Morphy v. Commissioner

1937 BTA LEXIS 898 | B.T.A. | 1937

Lead Opinion

*290OPINION.

Leech :

The broad question here is when is income realized to the lessor from the erection of a building on his land by the lessee, which is not subject to removal on termination of the lease. The Treasury *291regulations1 provide that the income must be reported either in the year of completion of the building or prorated over the life of the lease. The respondent has determined a deficiency on the latter basis. The petitioner claims that the regulation is invalid and that income is not realized until the property is sold or the lease is forfeited or expires.

These regulations under attack are grounded upon the view, expressed if not held, in Miller v. Gearin, 258 Fed. 225, and Cryan v. Wardell, 263 Fed. 248.

These regulations have, in effect, been sustained. Shelby D. Scott, 9 B. T. A. 1219; Joseph L. B. Alexander, 13 B. T. A. 1169; Cataract Ice Co., 23 B. T. A. 654; W. H. Martin, 24 B. T. A. 813. Cf. Louise C. Slack et al., Executors, 35 B. T. A. 271.

It is true the Circuit Court of Appeals for the Second Circuit in Hewitt Realty Co. v. Commissioner, 76 Fed. (2d) 880 (1935), is contra. That opinion has had the respectful consideration of this Board. It offers what may seem to be a persuasively practical answer to a difficult problem. However, no other similar authority has come to our attention. And, the court, even in its decision of that case, was not unanimous. See dissenting opinion of Chase, Judge.

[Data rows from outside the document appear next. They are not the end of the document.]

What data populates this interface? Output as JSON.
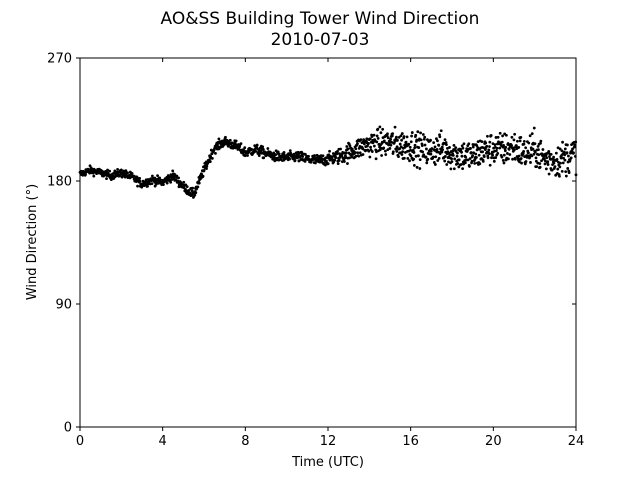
{
  "chart_data": {
    "type": "scatter",
    "title": "AO&SS Building Tower Wind Direction",
    "subtitle": "2010-07-03",
    "xlabel": "Time (UTC)",
    "ylabel": "Wind Direction (°)",
    "xlim": [
      0,
      24
    ],
    "ylim": [
      0,
      270
    ],
    "x_ticks": [
      0,
      4,
      8,
      12,
      16,
      20,
      24
    ],
    "y_ticks": [
      0,
      90,
      180,
      270
    ],
    "x_tick_labels": [
      "0",
      "4",
      "8",
      "12",
      "16",
      "20",
      "24"
    ],
    "y_tick_labels": [
      "0",
      "90",
      "180",
      "270"
    ],
    "grid": false,
    "marker_color": "#000000",
    "trend_knots": [
      [
        0.0,
        185
      ],
      [
        0.5,
        188
      ],
      [
        1.0,
        186
      ],
      [
        1.5,
        184
      ],
      [
        2.0,
        186
      ],
      [
        2.5,
        183
      ],
      [
        3.0,
        178
      ],
      [
        3.5,
        181
      ],
      [
        4.0,
        179
      ],
      [
        4.5,
        184
      ],
      [
        5.0,
        176
      ],
      [
        5.5,
        170
      ],
      [
        6.0,
        188
      ],
      [
        6.5,
        204
      ],
      [
        7.0,
        209
      ],
      [
        7.5,
        206
      ],
      [
        8.0,
        201
      ],
      [
        8.5,
        203
      ],
      [
        9.0,
        200
      ],
      [
        9.5,
        198
      ],
      [
        10.0,
        197
      ],
      [
        10.5,
        198
      ],
      [
        11.0,
        196
      ],
      [
        11.5,
        195
      ],
      [
        12.0,
        196
      ],
      [
        12.5,
        198
      ],
      [
        13.0,
        201
      ],
      [
        13.5,
        204
      ],
      [
        14.0,
        207
      ],
      [
        14.5,
        208
      ],
      [
        15.0,
        208
      ],
      [
        15.5,
        206
      ],
      [
        16.0,
        206
      ],
      [
        16.5,
        203
      ],
      [
        17.0,
        202
      ],
      [
        17.5,
        204
      ],
      [
        18.0,
        200
      ],
      [
        18.5,
        199
      ],
      [
        19.0,
        198
      ],
      [
        19.5,
        202
      ],
      [
        20.0,
        204
      ],
      [
        20.5,
        203
      ],
      [
        21.0,
        205
      ],
      [
        21.5,
        200
      ],
      [
        22.0,
        203
      ],
      [
        22.5,
        196
      ],
      [
        23.0,
        195
      ],
      [
        23.5,
        197
      ],
      [
        24.0,
        201
      ]
    ],
    "scatter_spread": [
      [
        0.0,
        2
      ],
      [
        12.0,
        3
      ],
      [
        13.0,
        5
      ],
      [
        15.0,
        8
      ],
      [
        24.0,
        9
      ]
    ]
  }
}
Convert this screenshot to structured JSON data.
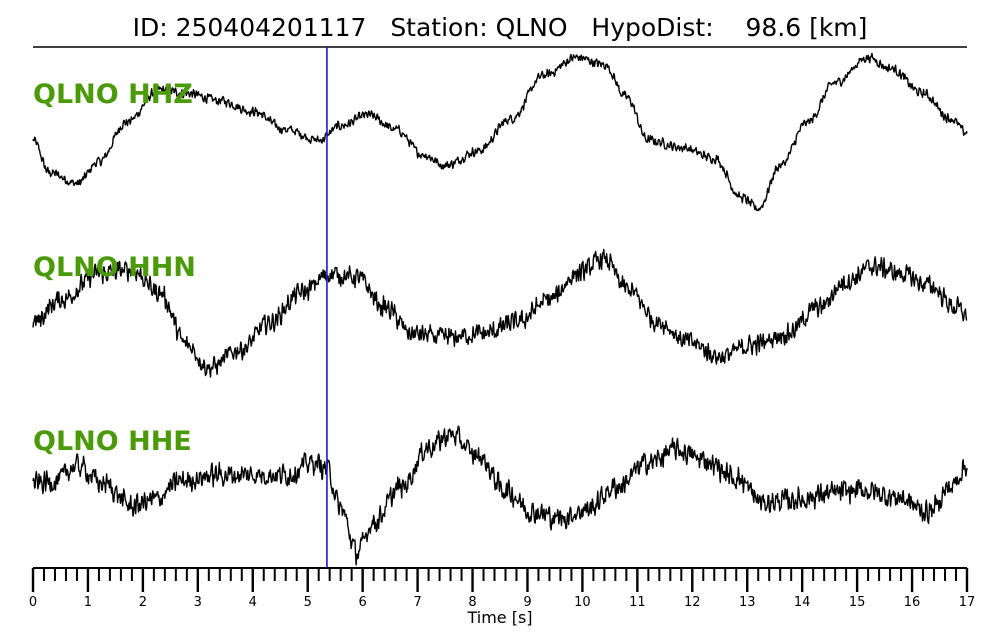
{
  "header": {
    "id_label": "ID:",
    "id_value": "250404201117",
    "station_label": "Station:",
    "station_value": "QLNO",
    "hypodist_label": "HypoDist:",
    "hypodist_value": "98.6",
    "hypodist_unit": "[km]"
  },
  "colors": {
    "trace": "#000000",
    "label": "#4a9a0a",
    "pick": "#1a1acc",
    "axis": "#000000"
  },
  "chart_data": {
    "type": "line",
    "xlabel": "Time [s]",
    "xlim": [
      0,
      17
    ],
    "major_ticks": [
      0,
      1,
      2,
      3,
      4,
      5,
      6,
      7,
      8,
      9,
      10,
      11,
      12,
      13,
      14,
      15,
      16,
      17
    ],
    "minor_tick_step": 0.2,
    "pick_time": 5.35,
    "traces": [
      {
        "label": "QLNO HHZ",
        "noise": 0.08,
        "keypoints": [
          [
            0,
            -0.1
          ],
          [
            0.3,
            -0.55
          ],
          [
            0.8,
            -0.7
          ],
          [
            1.2,
            -0.4
          ],
          [
            1.7,
            0.15
          ],
          [
            2.3,
            0.6
          ],
          [
            2.8,
            0.55
          ],
          [
            3.4,
            0.45
          ],
          [
            4.0,
            0.3
          ],
          [
            4.6,
            0.05
          ],
          [
            5.2,
            -0.1
          ],
          [
            5.6,
            0.1
          ],
          [
            6.1,
            0.25
          ],
          [
            6.6,
            0.05
          ],
          [
            7.1,
            -0.3
          ],
          [
            7.5,
            -0.45
          ],
          [
            8.1,
            -0.25
          ],
          [
            8.7,
            0.2
          ],
          [
            9.3,
            0.8
          ],
          [
            9.9,
            1.05
          ],
          [
            10.4,
            0.95
          ],
          [
            10.8,
            0.5
          ],
          [
            11.2,
            -0.1
          ],
          [
            11.8,
            -0.2
          ],
          [
            12.4,
            -0.35
          ],
          [
            12.9,
            -0.9
          ],
          [
            13.2,
            -1.05
          ],
          [
            13.6,
            -0.45
          ],
          [
            14.1,
            0.15
          ],
          [
            14.6,
            0.7
          ],
          [
            15.2,
            1.05
          ],
          [
            15.6,
            0.9
          ],
          [
            16.2,
            0.55
          ],
          [
            16.7,
            0.2
          ],
          [
            17.0,
            0.0
          ]
        ]
      },
      {
        "label": "QLNO HHN",
        "noise": 0.16,
        "keypoints": [
          [
            0,
            -0.3
          ],
          [
            0.5,
            0.0
          ],
          [
            1.2,
            0.35
          ],
          [
            1.8,
            0.4
          ],
          [
            2.3,
            0.1
          ],
          [
            2.8,
            -0.6
          ],
          [
            3.2,
            -0.9
          ],
          [
            3.8,
            -0.65
          ],
          [
            4.3,
            -0.3
          ],
          [
            4.9,
            0.1
          ],
          [
            5.4,
            0.35
          ],
          [
            5.9,
            0.3
          ],
          [
            6.4,
            -0.1
          ],
          [
            6.9,
            -0.45
          ],
          [
            7.5,
            -0.5
          ],
          [
            8.2,
            -0.45
          ],
          [
            8.8,
            -0.3
          ],
          [
            9.4,
            0.0
          ],
          [
            9.9,
            0.35
          ],
          [
            10.4,
            0.55
          ],
          [
            10.8,
            0.15
          ],
          [
            11.4,
            -0.3
          ],
          [
            11.9,
            -0.55
          ],
          [
            12.5,
            -0.75
          ],
          [
            13.1,
            -0.6
          ],
          [
            13.7,
            -0.45
          ],
          [
            14.3,
            -0.1
          ],
          [
            14.8,
            0.25
          ],
          [
            15.3,
            0.45
          ],
          [
            15.8,
            0.35
          ],
          [
            16.3,
            0.2
          ],
          [
            16.8,
            -0.1
          ],
          [
            17.0,
            -0.2
          ]
        ]
      },
      {
        "label": "QLNO HHE",
        "noise": 0.22,
        "keypoints": [
          [
            0,
            -0.1
          ],
          [
            0.4,
            -0.05
          ],
          [
            0.8,
            0.2
          ],
          [
            1.3,
            -0.1
          ],
          [
            1.8,
            -0.45
          ],
          [
            2.2,
            -0.35
          ],
          [
            2.7,
            -0.05
          ],
          [
            3.3,
            0.05
          ],
          [
            4.0,
            0.05
          ],
          [
            4.6,
            0.05
          ],
          [
            5.1,
            0.25
          ],
          [
            5.35,
            0.15
          ],
          [
            5.6,
            -0.5
          ],
          [
            5.9,
            -1.2
          ],
          [
            6.2,
            -0.7
          ],
          [
            6.7,
            -0.15
          ],
          [
            7.2,
            0.5
          ],
          [
            7.6,
            0.7
          ],
          [
            8.1,
            0.35
          ],
          [
            8.6,
            -0.2
          ],
          [
            9.1,
            -0.55
          ],
          [
            9.6,
            -0.65
          ],
          [
            10.1,
            -0.5
          ],
          [
            10.6,
            -0.15
          ],
          [
            11.2,
            0.25
          ],
          [
            11.7,
            0.45
          ],
          [
            12.2,
            0.3
          ],
          [
            12.8,
            0.0
          ],
          [
            13.3,
            -0.4
          ],
          [
            13.9,
            -0.35
          ],
          [
            14.5,
            -0.25
          ],
          [
            15.1,
            -0.2
          ],
          [
            15.7,
            -0.3
          ],
          [
            16.3,
            -0.55
          ],
          [
            16.7,
            -0.15
          ],
          [
            17.0,
            0.2
          ]
        ]
      }
    ]
  }
}
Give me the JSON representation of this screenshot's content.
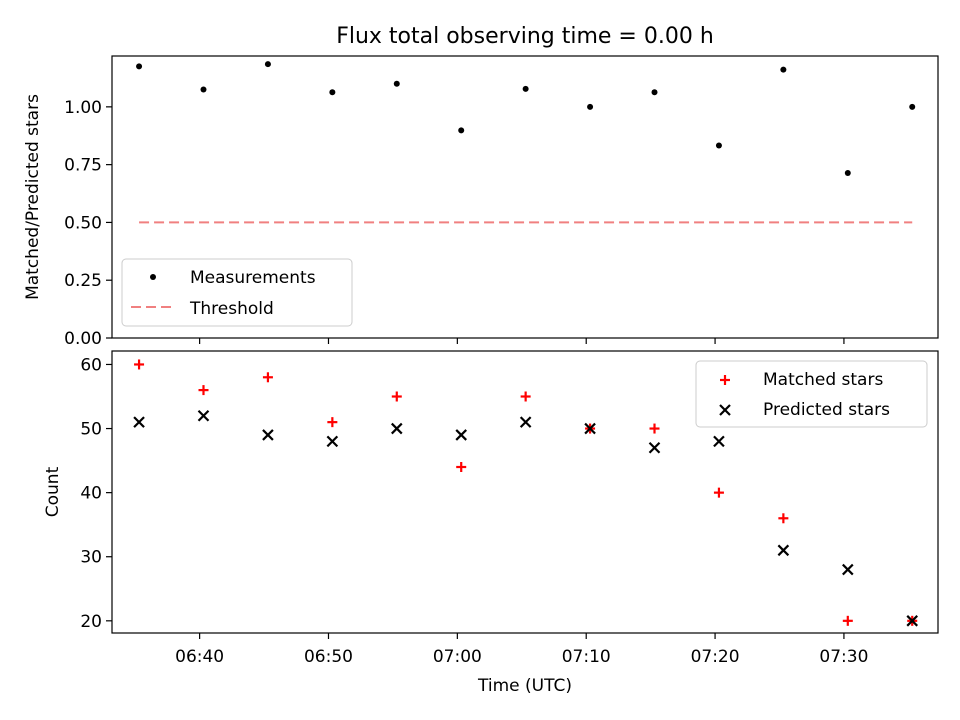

Therefore, we adhere to our position and sustain the validity of the contested regulations.

It is suggested in petitioner’s brief, as an alternative reason why no income was realized in the year involved that, under the lease, title to the building did not pass to the lessor until expiration or forfeiture of the lease. This argument has no merit, since that was not the effect of the present lease. Cf. Joseph L. B. Alexander, supra.

Reviewed by the Board.

Decision will be entered for the respondent.

Murdock dissents.

Article 63 of Regulations 74, as amended, reads in part as follows:

“Improvements by lessees. — When buildings are erected or improvements made by a lessee in pursuance of an agreement with the lessor, and such buildings Or improvements are not subject to removal by the lessee, the lessor may at his option report the income therefrom upon either of the following bases:
“(a) The lessor may report as income at the time when such buildings or improvements are completed the fair market value of such buildings or improvements subject to the lease.
“ (b) The lessor may spread over the life of the lease the estimated depreciated value of such buildings or improvements at the expiration of the lease and report as income for each year of the lease an aliquot part thereof.”





Dissenting Opinion

Arundell,

dissenting: It seems to me that the decision of the Second Circuit in the Hewitt Realty case, 76 Fed. (2d) 880, gives a sound solution to the question here involved. The substance of the *292lidding in that case is that the erection of a building by a lessee does not result in realization of income to the lessor; the realization of income, if any, occurs when the lessor sells. This view, as stated by Judge Learned Hand, author of the majority opinion, “answers every fiscal necessity far more directly and simply than any other formula.”

The lease in the instant case was for a period of over thirty years. Under the view expressed in the Commissioner’s regulations and approved in the majority opinion, it is necessary to look into the future to the time when the lease terminates and determine the value of the building after taking into account the ravages of time. In many cases of long-term leases the original term extends beyond the useful life of the improvements. Some of them involve definite provisions for renewal. There are always the possibilities of termination prior to the expiration of the agreed term, and accelerated depreciation and obsolescence resulting from causes unforseeable when the lease is executed. These are factors that complicate any attempted application of the Commissioner’s regulations. But what is more serious, they show the impossibility of determining with any fair certainty the amount to be treated under the regulations as realized income. A promise to turn over possession of a building many years hence, and subject to the many contingencies necessarily in-wolved .in any transaction extending over a period of years, does not seem to be in any proper sense the present equivalent of cash. Cf. Burnet v. Logan, 283 U. S. 404. The difficulty of determining as a matter of fact the value of improvements is recognized in both opinions filed in the Hewitt case. The majority opinion obviates the •difficulty and offers a sound solution. It treats as income the full amount eventually realized when it is actually realized. Anything short of this does not meet the test of realized income with which the taxing act is concerned. For these reasons, I think we should adopt the principle of the Hewitt Realty case and decline to follow the earlier cases that hold otherwise.

Sternhagen and Tyson agree with this dissent.